Imaginez. Le premier, correspondant de Libération à Bruxelles, défenseur d'une Europe légalisto-fédérale et le second, patron du Front de Gauche, tenant d'une Europe révolutionnaire, tous deux adeptes des clashs publics (voir ici, ici, ici et encore ici), la main dans la main à Oslo pour recevoir le prix Nobel. Une belle façon de réconcilier les France du Oui et du Non.

Un inconnu

Comme l'a si bien dit José Manuel Barroso, le prix revient aux 500 millions de citoyens de l'UE. Alors pourquoi pas en choisir un au hasard pour aller en Norvège?

La commissaire aux Affaires intérieures, Cécilia Malmström, a proposé sur son compte Twitter d'envoyer 27 enfants:

On pourrait même les imaginer avec des fleurs dans les cheveux, ça serait vraiment mignon tout plein.

Chypre

Oula, parmi tous les présidents de l'UE, nous en avons omis un: Chypre. Tous les six mois, un pays prend la tête du Conseil de l'Union européenne (souvenez vous, la France, c'était en 2008). Jusqu'au 31 décembre, les chypriotes ont hérité de la charge de diriger l'organe qui représente les ministres des 27. Le président de l'île, Dimítris Khristófias, fait donc parti des prétendants.

Si le scénario ce produit, vengeance ou ironie de l'Histoire, l'Europe serait représentée par un pays découpé en deux depuis 1974 où la réconciliation entre les communautés grecque et turque semblent impossible. Pas très crédible.

Captain Europe

Quoi, vous ne connaissez pas Captain Europe ?

Il rôde dans les rues du quartier européen de Bruxelles mais aussi sur Twitter:

«Fonctionnaire européen légèrement maniéré le jour, Superhéros, euh, le week-end et à d'autres moments sur demande...».

Avec sa cape et son juste au corps aux couleurs européennes, ça pourrait avoir un certain charme, au milieu des dorures. Les Norvégiens pourraient nous en vouloir de saccager leur belle cérémonie, mais après tout, ce n'est pas tous les jours qu'on reçoit un Nobel.

Un Rom

Répartis sur toute l'Europe, adeptes de la liberté de circulation avant l'heure, les Roms sont pourtant les grands oubliés de l'unification du continent, malgré tous les programmes de coopération ou budgets qui leur sont alloués.

Par ailleurs, ils sont les bouc-émissaires parfaits, aussi bien en Hongrie ou en France, pour tout politicien en mal de popularité.

Chiche?

Cédric Klapisch

Le réalisateur de l'Auberge espagnole a probablement plus fait pour l'intégration européenne et l'amour entre Européens (au sens propre du terme) que deux bataillons d'économistes de la Commission européenne.

Le film fête d'ailleurs ses 10 ans, alors que le programme Erasmus connait des problèmes financiers...plus assez d'argent dans les caisses pour terminer l'année.
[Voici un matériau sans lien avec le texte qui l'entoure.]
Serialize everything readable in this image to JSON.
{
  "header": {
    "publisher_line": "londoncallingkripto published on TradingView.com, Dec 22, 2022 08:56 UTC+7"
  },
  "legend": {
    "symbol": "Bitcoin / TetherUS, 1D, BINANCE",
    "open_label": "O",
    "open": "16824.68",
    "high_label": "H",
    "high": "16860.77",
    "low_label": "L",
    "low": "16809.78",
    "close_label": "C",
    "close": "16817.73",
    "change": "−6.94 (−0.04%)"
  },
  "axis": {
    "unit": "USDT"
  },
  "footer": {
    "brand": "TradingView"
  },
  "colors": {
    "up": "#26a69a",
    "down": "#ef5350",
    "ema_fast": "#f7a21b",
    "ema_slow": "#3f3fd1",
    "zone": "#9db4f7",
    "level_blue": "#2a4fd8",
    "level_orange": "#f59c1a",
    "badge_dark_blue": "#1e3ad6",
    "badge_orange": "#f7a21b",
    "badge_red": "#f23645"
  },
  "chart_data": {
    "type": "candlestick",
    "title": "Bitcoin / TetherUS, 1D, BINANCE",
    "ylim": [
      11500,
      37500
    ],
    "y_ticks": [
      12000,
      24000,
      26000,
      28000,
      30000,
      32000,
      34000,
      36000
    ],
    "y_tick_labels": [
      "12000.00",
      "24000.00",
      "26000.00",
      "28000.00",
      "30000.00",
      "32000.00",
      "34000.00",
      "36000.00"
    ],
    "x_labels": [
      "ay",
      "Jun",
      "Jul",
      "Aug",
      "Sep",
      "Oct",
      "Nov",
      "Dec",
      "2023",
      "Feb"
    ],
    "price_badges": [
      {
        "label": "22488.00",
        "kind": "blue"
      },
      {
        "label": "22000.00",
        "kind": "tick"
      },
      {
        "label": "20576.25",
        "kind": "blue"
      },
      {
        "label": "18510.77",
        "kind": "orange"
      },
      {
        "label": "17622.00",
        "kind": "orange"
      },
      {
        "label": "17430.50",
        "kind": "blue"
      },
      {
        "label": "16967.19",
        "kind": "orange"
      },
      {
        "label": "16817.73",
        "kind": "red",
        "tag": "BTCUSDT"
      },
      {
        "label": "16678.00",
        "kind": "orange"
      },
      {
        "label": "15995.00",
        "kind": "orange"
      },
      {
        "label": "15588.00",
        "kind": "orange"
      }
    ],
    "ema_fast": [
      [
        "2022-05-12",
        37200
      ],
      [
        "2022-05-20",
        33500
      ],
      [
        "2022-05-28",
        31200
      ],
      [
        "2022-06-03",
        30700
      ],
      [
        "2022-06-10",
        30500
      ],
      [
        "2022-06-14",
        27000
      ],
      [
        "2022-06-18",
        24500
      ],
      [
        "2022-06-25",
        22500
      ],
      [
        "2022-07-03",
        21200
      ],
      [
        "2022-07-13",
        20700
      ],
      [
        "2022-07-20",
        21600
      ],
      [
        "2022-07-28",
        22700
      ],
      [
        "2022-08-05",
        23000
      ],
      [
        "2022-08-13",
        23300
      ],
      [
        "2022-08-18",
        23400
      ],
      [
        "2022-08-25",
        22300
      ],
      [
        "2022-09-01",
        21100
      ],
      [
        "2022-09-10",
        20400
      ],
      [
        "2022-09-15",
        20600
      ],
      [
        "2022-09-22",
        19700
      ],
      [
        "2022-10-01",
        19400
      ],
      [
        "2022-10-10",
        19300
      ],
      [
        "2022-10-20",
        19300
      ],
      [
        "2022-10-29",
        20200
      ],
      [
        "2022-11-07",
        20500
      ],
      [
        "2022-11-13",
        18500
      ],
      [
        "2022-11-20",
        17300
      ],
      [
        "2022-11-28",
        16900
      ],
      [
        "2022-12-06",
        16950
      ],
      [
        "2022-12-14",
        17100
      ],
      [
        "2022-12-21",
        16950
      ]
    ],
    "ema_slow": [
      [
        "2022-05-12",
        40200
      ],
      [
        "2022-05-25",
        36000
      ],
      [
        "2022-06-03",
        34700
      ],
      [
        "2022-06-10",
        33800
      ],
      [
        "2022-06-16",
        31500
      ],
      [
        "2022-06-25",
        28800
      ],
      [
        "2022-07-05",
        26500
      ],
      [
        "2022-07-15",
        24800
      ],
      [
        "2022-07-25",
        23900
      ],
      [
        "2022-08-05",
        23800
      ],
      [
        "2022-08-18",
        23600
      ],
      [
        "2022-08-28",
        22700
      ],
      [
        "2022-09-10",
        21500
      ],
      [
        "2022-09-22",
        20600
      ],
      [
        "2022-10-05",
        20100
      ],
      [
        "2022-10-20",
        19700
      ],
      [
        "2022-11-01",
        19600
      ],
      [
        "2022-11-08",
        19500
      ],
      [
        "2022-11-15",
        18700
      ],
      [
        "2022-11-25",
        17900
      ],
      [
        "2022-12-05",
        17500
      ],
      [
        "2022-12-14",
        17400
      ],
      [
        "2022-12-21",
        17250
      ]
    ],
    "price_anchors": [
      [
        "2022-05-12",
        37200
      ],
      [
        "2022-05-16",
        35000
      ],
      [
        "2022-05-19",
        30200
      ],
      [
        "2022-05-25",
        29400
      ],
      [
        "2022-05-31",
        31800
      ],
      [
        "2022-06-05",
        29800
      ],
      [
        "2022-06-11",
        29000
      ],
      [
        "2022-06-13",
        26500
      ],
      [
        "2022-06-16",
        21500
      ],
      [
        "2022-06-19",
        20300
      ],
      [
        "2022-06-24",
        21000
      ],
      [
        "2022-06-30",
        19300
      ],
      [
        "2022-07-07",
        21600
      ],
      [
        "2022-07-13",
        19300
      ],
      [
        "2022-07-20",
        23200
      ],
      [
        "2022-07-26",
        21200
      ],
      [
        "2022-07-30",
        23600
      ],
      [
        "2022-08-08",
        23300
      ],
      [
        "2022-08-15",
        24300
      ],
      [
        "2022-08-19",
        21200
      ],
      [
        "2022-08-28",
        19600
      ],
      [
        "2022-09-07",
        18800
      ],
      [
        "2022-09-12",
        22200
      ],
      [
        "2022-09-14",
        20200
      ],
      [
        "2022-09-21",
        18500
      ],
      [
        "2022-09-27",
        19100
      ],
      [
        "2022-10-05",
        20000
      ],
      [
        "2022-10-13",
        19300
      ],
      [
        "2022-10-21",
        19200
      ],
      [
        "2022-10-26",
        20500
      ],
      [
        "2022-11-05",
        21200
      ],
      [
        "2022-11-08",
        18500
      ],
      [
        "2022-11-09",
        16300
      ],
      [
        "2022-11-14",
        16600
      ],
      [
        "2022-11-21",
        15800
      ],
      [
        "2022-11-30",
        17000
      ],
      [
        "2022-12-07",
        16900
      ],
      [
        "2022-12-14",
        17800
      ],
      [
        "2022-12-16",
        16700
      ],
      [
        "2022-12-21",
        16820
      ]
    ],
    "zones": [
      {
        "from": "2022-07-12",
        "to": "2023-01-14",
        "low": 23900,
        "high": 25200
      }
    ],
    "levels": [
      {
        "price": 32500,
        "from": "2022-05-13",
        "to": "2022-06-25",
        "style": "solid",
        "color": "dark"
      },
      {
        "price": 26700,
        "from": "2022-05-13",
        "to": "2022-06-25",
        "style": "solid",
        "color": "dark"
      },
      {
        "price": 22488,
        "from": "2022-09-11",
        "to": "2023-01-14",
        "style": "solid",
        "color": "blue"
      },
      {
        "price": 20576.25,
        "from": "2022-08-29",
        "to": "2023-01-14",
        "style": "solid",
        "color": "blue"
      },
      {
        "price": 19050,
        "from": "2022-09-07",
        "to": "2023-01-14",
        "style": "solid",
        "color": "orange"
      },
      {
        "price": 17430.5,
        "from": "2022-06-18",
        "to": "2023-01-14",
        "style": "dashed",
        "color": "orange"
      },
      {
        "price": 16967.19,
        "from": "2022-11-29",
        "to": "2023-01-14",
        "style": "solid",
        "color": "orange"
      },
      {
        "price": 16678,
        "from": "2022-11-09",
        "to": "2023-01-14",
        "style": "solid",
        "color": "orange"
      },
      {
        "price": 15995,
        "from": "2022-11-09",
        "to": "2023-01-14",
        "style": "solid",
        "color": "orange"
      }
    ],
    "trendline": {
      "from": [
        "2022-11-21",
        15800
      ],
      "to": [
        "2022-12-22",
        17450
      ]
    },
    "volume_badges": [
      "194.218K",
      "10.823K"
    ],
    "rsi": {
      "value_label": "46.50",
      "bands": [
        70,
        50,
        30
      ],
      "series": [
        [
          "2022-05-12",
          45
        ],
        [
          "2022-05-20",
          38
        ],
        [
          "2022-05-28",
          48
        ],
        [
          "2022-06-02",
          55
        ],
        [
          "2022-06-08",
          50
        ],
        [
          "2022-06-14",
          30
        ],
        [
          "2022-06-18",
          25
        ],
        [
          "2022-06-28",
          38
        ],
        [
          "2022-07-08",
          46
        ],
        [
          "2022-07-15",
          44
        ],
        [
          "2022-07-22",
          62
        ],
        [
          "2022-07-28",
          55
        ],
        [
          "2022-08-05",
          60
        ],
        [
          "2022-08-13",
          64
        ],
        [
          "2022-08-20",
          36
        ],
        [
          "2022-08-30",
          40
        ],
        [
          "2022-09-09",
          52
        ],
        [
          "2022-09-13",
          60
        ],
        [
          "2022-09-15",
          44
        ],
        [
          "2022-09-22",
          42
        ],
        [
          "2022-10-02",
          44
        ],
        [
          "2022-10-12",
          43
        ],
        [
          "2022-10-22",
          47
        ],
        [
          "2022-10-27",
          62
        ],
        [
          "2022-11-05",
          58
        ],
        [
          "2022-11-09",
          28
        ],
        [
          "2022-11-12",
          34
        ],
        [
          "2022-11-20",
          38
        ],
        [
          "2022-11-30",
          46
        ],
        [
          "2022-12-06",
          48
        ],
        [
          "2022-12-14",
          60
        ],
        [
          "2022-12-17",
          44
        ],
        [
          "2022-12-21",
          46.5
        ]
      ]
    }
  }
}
En cause, les États qui ont vu un peu juste pour le budget 2012 de l'UE.

Les échanges universitaires sont pourtant le plus grand succès d'une Europe qui se veut celle des citoyens.

Dans un article publié sur le Huffington Post, Cédric Klapisch écrivait en avril dernier ce qui résume très bien les querelles entre les pro et anti Prix Nobel de la Paix:

«[Ces colocataires] vivaient ensemble et ils réinventaient une nouvelle façon de vivre mais sans s'en rendre compte et sans être dogmatiques. Ils étaient à l'image de l'Europe en pleine construction spontanée et enthousiaste (…). Je vois à quel point aujourd'hui c'est déjà devenue une autre époque. Le mot "Europe" renvoie au mot "crise". Les problèmes et les rancœurs sont passés devant l'enthousiasme. Le mot "austérité" a remplacé le mot euphorie.»

Enfin, tout ça ne nous dira pas ce qu'adviendra le million d'euros qui va avec le Nobel.